Can DMOZ category influence PageRank?

         

helleborine

6:24 pm on Oct 6, 2004 (gmt 0)

10+ Year Member



Using Google's directory (that shows PageRank) I am noticing that sites that are listed in shallow categories, even dinky sites with little or no links, have surprisingly large PR, while more important sites listed in deep categories, but with well-developped links seem to have unfairly low PR.

Have you noticed this as well, is it my imagination?

rfgdxm1

2:50 am on Oct 7, 2004 (gmt 0)

WebmasterWorld Senior Member 10+ Year Member



? What counts for Google PR is the PR of the cat, and number of links on that page. If you are seeing sites in high PR Google cats that have few sites listed, and these sites have high PR, this is exactly as it should be.

jtbell

11:23 am on Oct 7, 2004 (gmt 0)

10+ Year Member



The top-level DMOZ page has a very high PR because lots of other pages link to it. It spreads some of that PR down to the second-level categories that it links to. The second-level cats in turn spread some of their PR down to the third-level cats, and so on. Therefore, DMOZ pages tend to have lower and lower PR, the further you descend into the directory structure.

If a site relies on its DMOZ listing for most of its PR, it in turn will have a lower PR than the category page that it's listed on.
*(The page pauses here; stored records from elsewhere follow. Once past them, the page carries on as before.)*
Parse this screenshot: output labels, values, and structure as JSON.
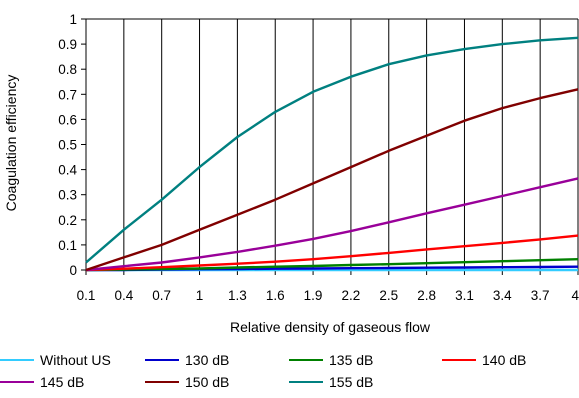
{
  "chart_data": {
    "type": "line",
    "title": "",
    "xlabel": "Relative density of gaseous flow",
    "ylabel": "Coagulation efficiency",
    "xlim": [
      0.1,
      4.0
    ],
    "ylim": [
      0,
      1
    ],
    "x_ticks": [
      "0.1",
      "0.4",
      "0.7",
      "1",
      "1.3",
      "1.6",
      "1.9",
      "2.2",
      "2.5",
      "2.8",
      "3.1",
      "3.4",
      "3.7",
      "4"
    ],
    "y_ticks": [
      "0",
      "0.1",
      "0.2",
      "0.3",
      "0.4",
      "0.5",
      "0.6",
      "0.7",
      "0.8",
      "0.9",
      "1"
    ],
    "grid": "vertical",
    "legend_position": "bottom",
    "x": [
      0.1,
      0.4,
      0.7,
      1.0,
      1.3,
      1.6,
      1.9,
      2.2,
      2.5,
      2.8,
      3.1,
      3.4,
      3.7,
      4.0
    ],
    "series": [
      {
        "name": "Without US",
        "color": "#33ccff",
        "values": [
          0,
          0,
          0,
          0,
          0,
          0,
          0,
          0,
          0,
          0,
          0,
          0,
          0,
          0
        ]
      },
      {
        "name": "130 dB",
        "color": "#0000cc",
        "values": [
          0,
          0,
          0.002,
          0.003,
          0.004,
          0.005,
          0.006,
          0.007,
          0.008,
          0.009,
          0.01,
          0.011,
          0.012,
          0.013
        ]
      },
      {
        "name": "135 dB",
        "color": "#008000",
        "values": [
          0,
          0.002,
          0.004,
          0.006,
          0.01,
          0.013,
          0.016,
          0.02,
          0.023,
          0.027,
          0.031,
          0.035,
          0.039,
          0.043
        ]
      },
      {
        "name": "140 dB",
        "color": "#ff0000",
        "values": [
          0,
          0.005,
          0.011,
          0.018,
          0.025,
          0.033,
          0.043,
          0.055,
          0.068,
          0.082,
          0.095,
          0.108,
          0.122,
          0.137
        ]
      },
      {
        "name": "145 dB",
        "color": "#990099",
        "values": [
          0,
          0.015,
          0.03,
          0.05,
          0.072,
          0.097,
          0.124,
          0.155,
          0.19,
          0.226,
          0.26,
          0.295,
          0.33,
          0.365
        ]
      },
      {
        "name": "150 dB",
        "color": "#800000",
        "values": [
          0,
          0.05,
          0.1,
          0.16,
          0.22,
          0.28,
          0.345,
          0.41,
          0.475,
          0.535,
          0.595,
          0.645,
          0.685,
          0.72
        ]
      },
      {
        "name": "155 dB",
        "color": "#008080",
        "values": [
          0.03,
          0.16,
          0.28,
          0.41,
          0.53,
          0.63,
          0.71,
          0.77,
          0.82,
          0.855,
          0.88,
          0.9,
          0.915,
          0.925
        ]
      }
    ]
  }
}
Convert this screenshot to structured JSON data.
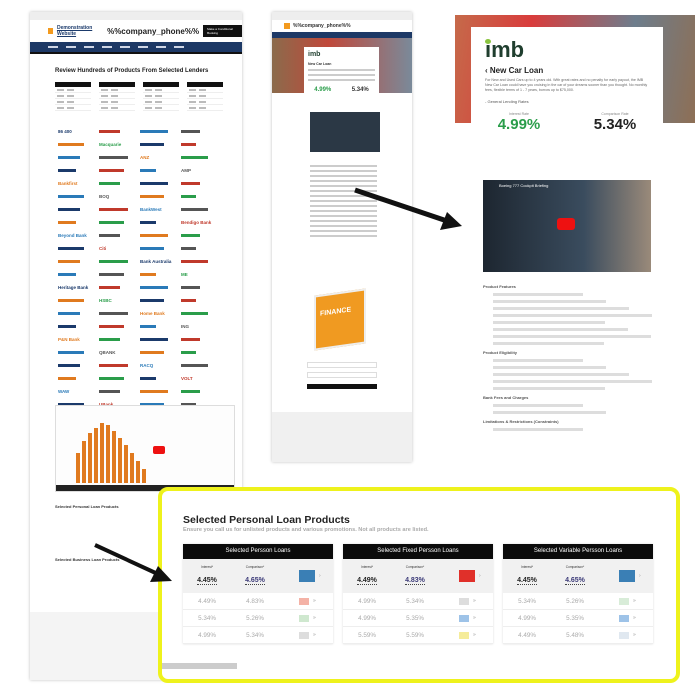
{
  "left_page": {
    "site_name": "Demonstration Website",
    "phone": "%%company_phone%%",
    "header_button": "Make a Conditional Booking",
    "heading": "Review Hundreds of Products From Selected Lenders",
    "lender_logos": [
      "86 400",
      "Macquarie",
      "ANZ",
      "AMP",
      "Bankfirst",
      "BOQ",
      "BankWest",
      "Bendigo Bank",
      "Beyond Bank",
      "Citi",
      "Bank Australia",
      "ME",
      "Heritage Bank",
      "HSBC",
      "Home Bank",
      "ING",
      "P&N Bank",
      "QBANK",
      "RACQ",
      "VOLT",
      "WAW",
      "UBank",
      "Westpac",
      "Suncorp"
    ],
    "bottom_heading": "Selected Personal Loan Products",
    "business_heading": "Selected Business Loan Products"
  },
  "middle_page": {
    "brand": "imb",
    "title": "New Car Loan",
    "interest_rate": "4.99%",
    "comparison_rate": "5.34%",
    "book_title": "FINANCE"
  },
  "detail": {
    "brand": "imb",
    "title": "New Car Loan",
    "intro": "For New and Used Cars up to 4 years old. With great rates and no penalty for early payout, the IMB New Car Loan could have you cruising in the car of your dreams sooner than you thought. No monthly fees, flexible terms of 1 - 7 years, borrow up to $75,000.",
    "section_rates": "General Lending Rates",
    "interest_label": "Interest Rate",
    "interest_rate": "4.99%",
    "comparison_label": "Comparison Rate",
    "comparison_rate": "5.34%",
    "video_title": "Boeing 777 Cockpit Briefing",
    "sections": [
      "Product Features",
      "Product Eligibility",
      "Bank Fees and Charges",
      "Limitations & Restrictions (Constraints)"
    ]
  },
  "highlight": {
    "title": "Selected Personal Loan Products",
    "subtitle": "Ensure you call us for unlisted products and various promotions. Not all products are listed.",
    "interest_label": "Interest*",
    "comparison_label": "Comparison*",
    "tables": [
      {
        "header": "Selected Persson Loans",
        "featured": {
          "interest": "4.45%",
          "comparison": "4.65%",
          "logo": "#3a7fb5"
        },
        "rows": [
          {
            "interest": "4.49%",
            "comparison": "4.83%",
            "logo": "#f4b2a6"
          },
          {
            "interest": "5.34%",
            "comparison": "5.26%",
            "logo": "#cfe8cf"
          },
          {
            "interest": "4.99%",
            "comparison": "5.34%",
            "logo": "#ddd"
          }
        ]
      },
      {
        "header": "Selected Fixed Persson Loans",
        "featured": {
          "interest": "4.49%",
          "comparison": "4.83%",
          "logo": "#e0302a"
        },
        "rows": [
          {
            "interest": "4.99%",
            "comparison": "5.34%",
            "logo": "#ddd"
          },
          {
            "interest": "4.99%",
            "comparison": "5.35%",
            "logo": "#9ec3e8"
          },
          {
            "interest": "5.59%",
            "comparison": "5.59%",
            "logo": "#f5ec9a"
          }
        ]
      },
      {
        "header": "Selected Variable Persson Loans",
        "featured": {
          "interest": "4.45%",
          "comparison": "4.65%",
          "logo": "#3a7fb5"
        },
        "rows": [
          {
            "interest": "5.34%",
            "comparison": "5.26%",
            "logo": "#d8ecd8"
          },
          {
            "interest": "4.99%",
            "comparison": "5.35%",
            "logo": "#9ec3e8"
          },
          {
            "interest": "4.49%",
            "comparison": "5.48%",
            "logo": "#e0e8f0"
          }
        ]
      }
    ]
  },
  "colors": {
    "highlight_border": "#eef21c",
    "nav": "#1d3966",
    "green_rate": "#2a9d4a"
  }
}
How much lower, depends on how many listings (links) are in that cat.

helleborine

5:03 pm on Oct 7, 2004 (gmt 0)

10+ Year Member



True; the effect appears to be disproportionately large, though!

disgust

5:29 pm on Oct 12, 2004 (gmt 0)

10+ Year Member



how deep you are in dmoz (or, in other words, what PR your category is) DOES matter.

not for direct PR transfer, though.

why? thousands and thousands and thousands of sites use dmoz content. most of these sites- even though they link to you- will never have any pages that show up in google.

the higher up your category, the more likely your link will show in "smaller" dmoz clones.